Himalayan black bulbul
(Hypsipetes leucocephalus nigerrimus)
Abstract
Melanin-based coloration is found to be often associated with variations in physiological and behavioral traits that are typical targets of sexual selection. However, the function of melanin-based traits to their bearers has been investigated less than that of carotenoid–based ones. It is commonly believed that expression of melanin-based pigmentation is genetically controlled. However, whether it could be modulated by physical condition has remained controversial. In this study, I
demonstrate that the level of melanin-based plumage pigmentation could be negatively correlated with an individual’s oxidative stress level. In this study, I used two groups of black bulbuls (Hypsipetes leucocephalus nigerrimus) obtained from a pet shop in 2010 and 2011 to examine the correlation between the melanin-based plumage coloration and the ratio of lymphocytes and heterocytes, which is an indicator of the oxidative stress experienced by an individual. I found a negative correlation
between oxidative stress and levels of melanin-based pigmentation on the breast and scapular feathers, but the correlation only appeared in the 2011 group individuals of which had higher oxidative stress levels and brighter plumage (i.e. more melanins) than those of the 2010 group. My data suggest that melanin-based plumage could reflect an individual’s physical condition in certain situations. This is consistent with the prediction of the indicator hypothesis. Therefore, melanin-based plumage coloration could be functional in visual communication of Himalayan black bulbuls.

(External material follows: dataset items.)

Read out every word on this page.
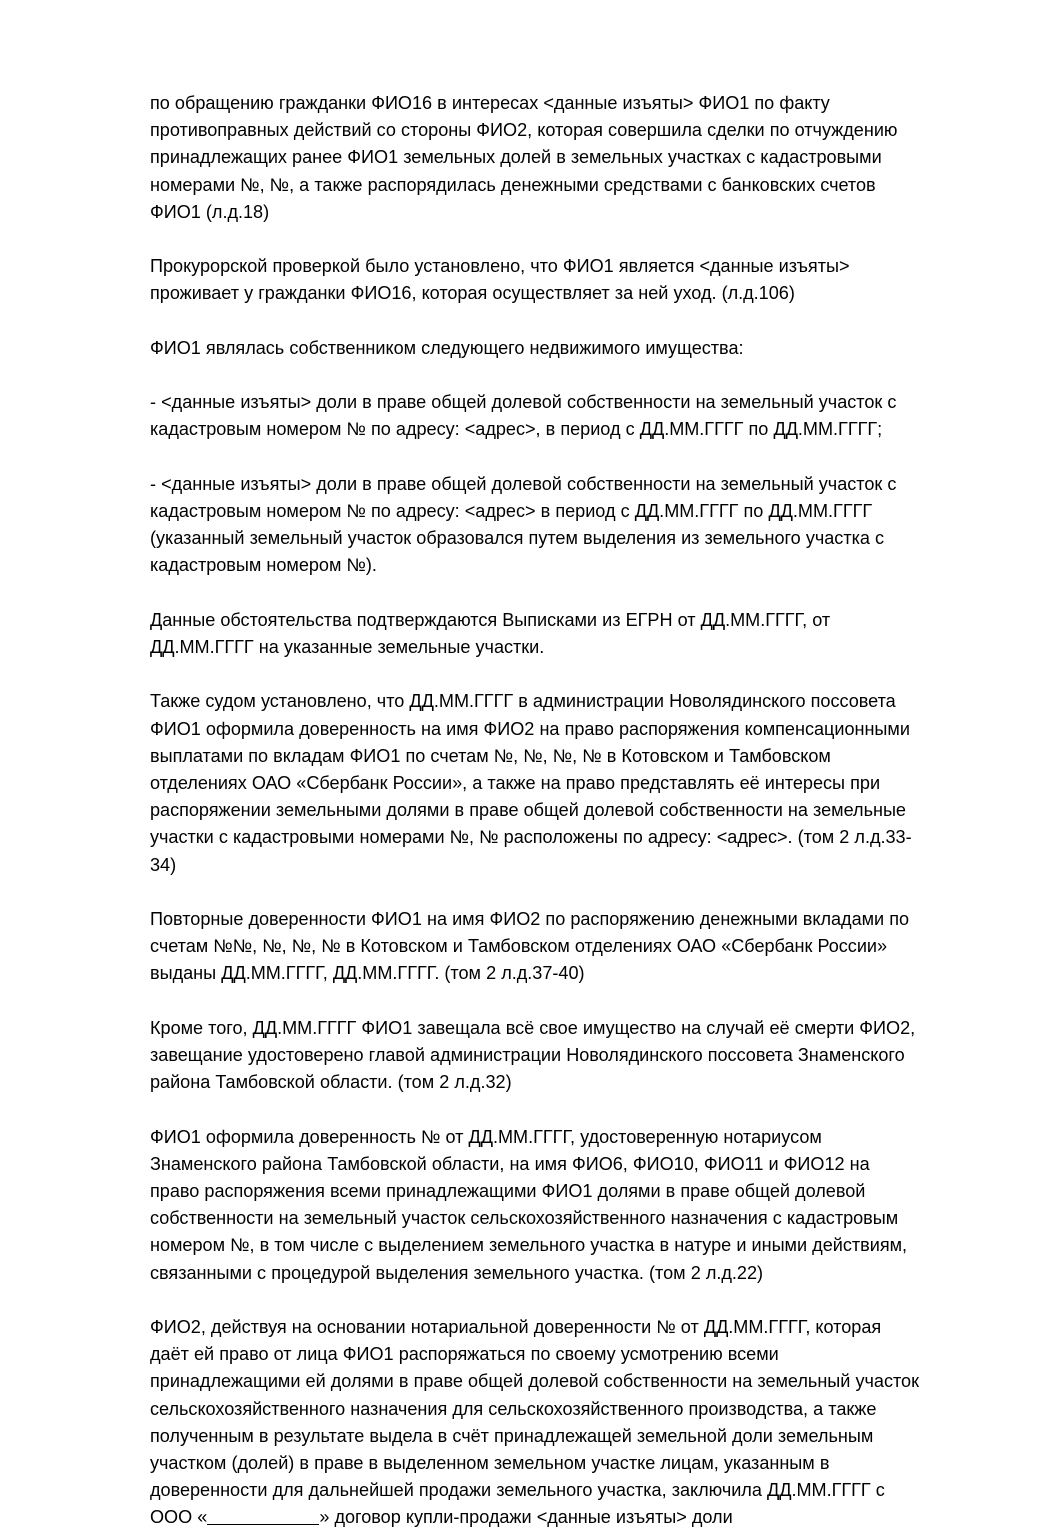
по обращению гражданки ФИО16 в интересах <данные изъяты> ФИО1 по факту противоправных действий со стороны ФИО2, которая совершила сделки по отчуждению принадлежащих ранее ФИО1 земельных долей в земельных участках с кадастровыми номерами №, №, а также распорядилась денежными средствами с банковских счетов ФИО1 (л.д.18)

Прокурорской проверкой было установлено, что ФИО1 является <данные изъяты> проживает у гражданки ФИО16, которая осуществляет за ней уход. (л.д.106)

ФИО1 являлась собственником следующего недвижимого имущества:

- <данные изъяты> доли в праве общей долевой собственности на земельный участок с кадастровым номером № по адресу: <адрес>, в период с ДД.ММ.ГГГГ по ДД.ММ.ГГГГ;

- <данные изъяты> доли в праве общей долевой собственности на земельный участок с кадастровым номером № по адресу: <адрес> в период с ДД.ММ.ГГГГ по ДД.ММ.ГГГГ (указанный земельный участок образовался путем выделения из земельного участка с кадастровым номером №).

Данные обстоятельства подтверждаются Выписками из ЕГРН от ДД.ММ.ГГГГ, от ДД.ММ.ГГГГ на указанные земельные участки.

Также судом установлено, что ДД.ММ.ГГГГ в администрации Новолядинского поссовета ФИО1 оформила доверенность на имя ФИО2 на право распоряжения компенсационными выплатами по вкладам ФИО1 по счетам №, №, №, № в Котовском и Тамбовском отделениях ОАО «Сбербанк России», а также на право представлять её интересы при распоряжении земельными долями в праве общей долевой собственности на земельные участки с кадастровыми номерами №, № расположены по адресу: <адрес>. (том 2 л.д.33-34)

Повторные доверенности ФИО1 на имя ФИО2 по распоряжению денежными вкладами по счетам №№, №, №, № в Котовском и Тамбовском отделениях ОАО «Сбербанк России» выданы ДД.ММ.ГГГГ, ДД.ММ.ГГГГ. (том 2 л.д.37-40)

Кроме того, ДД.ММ.ГГГГ ФИО1 завещала всё свое имущество на случай её смерти ФИО2, завещание удостоверено главой администрации Новолядинского поссовета Знаменского района Тамбовской области. (том 2 л.д.32)

ФИО1 оформила доверенность № от ДД.ММ.ГГГГ, удостоверенную нотариусом Знаменского района Тамбовской области, на имя ФИО6, ФИО10, ФИО11 и ФИО12 на право распоряжения всеми принадлежащими ФИО1 долями в праве общей долевой собственности на земельный участок сельскохозяйственного назначения с кадастровым номером №, в том числе с выделением земельного участка в натуре и иными действиям, связанными с процедурой выделения земельного участка. (том 2 л.д.22)

ФИО2, действуя на основании нотариальной доверенности № от ДД.ММ.ГГГГ, которая даёт ей право от лица ФИО1 распоряжаться по своему усмотрению всеми принадлежащими ей долями в праве общей долевой собственности на земельный участок сельскохозяйственного назначения для сельскохозяйственного производства, а также полученным в результате выдела в счёт принадлежащей земельной доли земельным участком (долей) в праве в выделенном земельном участке лицам, указанным в доверенности для дальнейшей продажи земельного участка, заключила ДД.ММ.ГГГГ с ООО «	» договор купли-продажи <данные изъяты> доли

Key words: heterocyte / lymphocyte ratio, Himalayan black bulbuls (Hypsipetes leucocephalus nigerrimus), melanin-based trait, oxidative stress
Introduction
According the “indicator hypothesis” , females can acquire information about males’ quality by assessing sexually selected traits that reflect their condition (honest signals), such as coloration or other conspicuous characteristics (Andersson and Simmons 2006). Melanins, mainly responsible for black (eumelanins) or reddish and brown (pheomelanin) colors, are considered one of the main pigment classes associated with variations in the physiological and behavioral traits that are typical targets of sexual selection and animal communication. It has been shown that vertebrates with darker coloration are more aggressive, sexually attractive and resistant to stress than those with lighter ones (Ducrest et al. 2008).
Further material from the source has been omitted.